Do ponto de vista filosófico, existe uma eterna, infinita consciência a toda a volta. Enquanto esta entidade de consciência permanecer no seu estado original, não se coloca questão de sujeito ou objecto, nem de conhecimento ou conhecedor. No entanto, quando uma parte dela está sob a influência de Prakrti, então o conhecimento da existência, ou o sentimento de “Eu”, passa a estar presente. Este mesmo sentimento de “Eu” surge na mesma altura que o objecto de Purusa ou Consciência Cósmica. Este efeito que permeia o sentimento de “Eu” é chamado de mente. Existem três níveis do sentimento de “Eu” – Mahattattva (Eu existo), Ahamtattva (Eu faço) e Citta (o “Eu” resultante). Esta mente constitui a degeneração inicial de Purusa e dá origem ao seu objecto.

Foi dito que este mundo manifesto é o objecto desta mente. Consequentemente, Purusa não retira de todo qualquer prazer deste universo paincabhaotika. É apenas a mente que goza, enquanto Purusa permanece simplesmente como uma entidade testemunhal ao funcionamento da mente.

Os objectos de gratificação dos dois estágios mais elevados da mente, nomeadamente mahattattva e ahamtattva, são sustentados, formados e manifestados ao nível de citta. Se uma pessoa retira prazer ao provar comida saborosa, qual é o sujeito desta gratificação? São estes dois níveis da mente, mahattattva e ahamtattva. Agora, qual é o objecto de gratificação? Superficialmente parece que é a comida. Mas mesmo quando a comida for ingerida, a mente não experiencia qualquer prazer até que a sensação do paladar, em forma de ondas vibracionais do tacto e gosto, sejam recebidas pelos respectivos órgãos sensoriais e transmitidas a citta.

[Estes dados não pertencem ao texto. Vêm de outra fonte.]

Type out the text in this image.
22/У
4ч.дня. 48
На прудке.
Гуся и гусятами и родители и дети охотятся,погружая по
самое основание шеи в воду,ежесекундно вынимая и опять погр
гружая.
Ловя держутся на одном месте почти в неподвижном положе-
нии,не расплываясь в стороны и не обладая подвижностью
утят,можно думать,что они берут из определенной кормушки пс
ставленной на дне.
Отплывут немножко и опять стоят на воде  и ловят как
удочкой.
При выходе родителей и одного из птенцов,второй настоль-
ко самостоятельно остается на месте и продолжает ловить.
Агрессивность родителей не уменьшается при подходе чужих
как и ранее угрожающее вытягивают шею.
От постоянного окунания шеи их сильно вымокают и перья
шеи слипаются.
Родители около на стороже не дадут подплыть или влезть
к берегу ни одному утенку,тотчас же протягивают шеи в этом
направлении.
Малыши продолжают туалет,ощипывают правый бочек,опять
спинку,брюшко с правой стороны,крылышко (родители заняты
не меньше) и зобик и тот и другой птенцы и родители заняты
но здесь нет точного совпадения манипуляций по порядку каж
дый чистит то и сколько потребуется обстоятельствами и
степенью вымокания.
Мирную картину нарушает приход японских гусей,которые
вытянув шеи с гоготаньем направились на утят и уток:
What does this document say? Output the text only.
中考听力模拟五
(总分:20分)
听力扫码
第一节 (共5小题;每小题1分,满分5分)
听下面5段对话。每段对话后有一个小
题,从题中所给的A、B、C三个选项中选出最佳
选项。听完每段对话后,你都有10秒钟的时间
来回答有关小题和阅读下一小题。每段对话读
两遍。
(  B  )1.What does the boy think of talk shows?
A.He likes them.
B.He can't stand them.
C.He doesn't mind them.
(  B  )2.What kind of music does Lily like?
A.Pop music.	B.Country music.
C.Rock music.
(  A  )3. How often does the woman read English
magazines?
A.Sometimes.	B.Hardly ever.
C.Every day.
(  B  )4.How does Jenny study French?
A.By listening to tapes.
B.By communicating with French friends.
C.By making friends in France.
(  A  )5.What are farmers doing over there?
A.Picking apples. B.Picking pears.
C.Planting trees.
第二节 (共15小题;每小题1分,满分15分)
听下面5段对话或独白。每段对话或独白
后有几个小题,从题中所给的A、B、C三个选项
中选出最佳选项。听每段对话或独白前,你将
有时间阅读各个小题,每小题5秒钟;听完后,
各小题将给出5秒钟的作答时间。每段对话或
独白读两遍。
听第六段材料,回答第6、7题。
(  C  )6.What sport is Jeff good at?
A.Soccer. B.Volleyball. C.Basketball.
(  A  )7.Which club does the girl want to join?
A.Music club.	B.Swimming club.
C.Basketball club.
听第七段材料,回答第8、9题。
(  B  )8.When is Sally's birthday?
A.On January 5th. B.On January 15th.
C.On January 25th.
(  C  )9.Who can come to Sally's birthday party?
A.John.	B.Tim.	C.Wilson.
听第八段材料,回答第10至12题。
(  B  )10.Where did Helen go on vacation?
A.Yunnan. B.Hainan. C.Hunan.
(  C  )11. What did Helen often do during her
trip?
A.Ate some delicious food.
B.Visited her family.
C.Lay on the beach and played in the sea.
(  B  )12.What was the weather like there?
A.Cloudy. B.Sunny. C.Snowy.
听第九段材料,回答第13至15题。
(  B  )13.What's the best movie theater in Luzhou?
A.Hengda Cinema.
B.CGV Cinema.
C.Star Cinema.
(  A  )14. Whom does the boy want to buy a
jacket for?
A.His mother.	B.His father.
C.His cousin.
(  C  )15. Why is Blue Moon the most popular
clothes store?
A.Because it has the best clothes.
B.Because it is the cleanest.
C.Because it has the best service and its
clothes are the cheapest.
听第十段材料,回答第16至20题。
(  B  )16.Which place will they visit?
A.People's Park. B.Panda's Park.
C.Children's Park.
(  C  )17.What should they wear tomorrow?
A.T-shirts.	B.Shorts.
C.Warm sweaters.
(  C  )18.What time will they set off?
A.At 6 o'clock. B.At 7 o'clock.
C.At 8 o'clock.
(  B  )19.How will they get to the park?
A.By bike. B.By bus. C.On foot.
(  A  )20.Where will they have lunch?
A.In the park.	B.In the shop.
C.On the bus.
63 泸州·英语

Uma pessoa com um determinado estado de espírito pode não retirar qualquer prazer em fazer algo interessante ou mesmo ao provar comida saborosa. A razão para isso é que citta está parcialmente ocupado e não pode dar as formas relevantes às ondas vibracionais do objecto.

Daqui podemos tirar a conclusão que a mente nunca goza o objecto original; mas apenas a sua sombra reflectica. Apanhando as sombras do mundo físico, as pessoas erradamente acreditam que atingiram isto ou aquilo. Se a mente quiser de facto perceber algo, deve adoptar o caminho contrário. A mente terá que ser retirada do mundo dos cinco elementos – que foi criado como a manifestação mais densa da mente cósmica – e adoptar a Consciência Universal como meta – a matéria-prima da criação. O objecto de Purusa é a mente e, se Purusa se tornar no sujeito da mente, então, como resultado, essa proximidade dará origem a uma união, o sentimento subjectivo de cada parte irá desaparecer. Esta união chama-se “yoga”. Por outra palavras, é a união do “Eu” unitário, centrado na mente, com Purusa universal.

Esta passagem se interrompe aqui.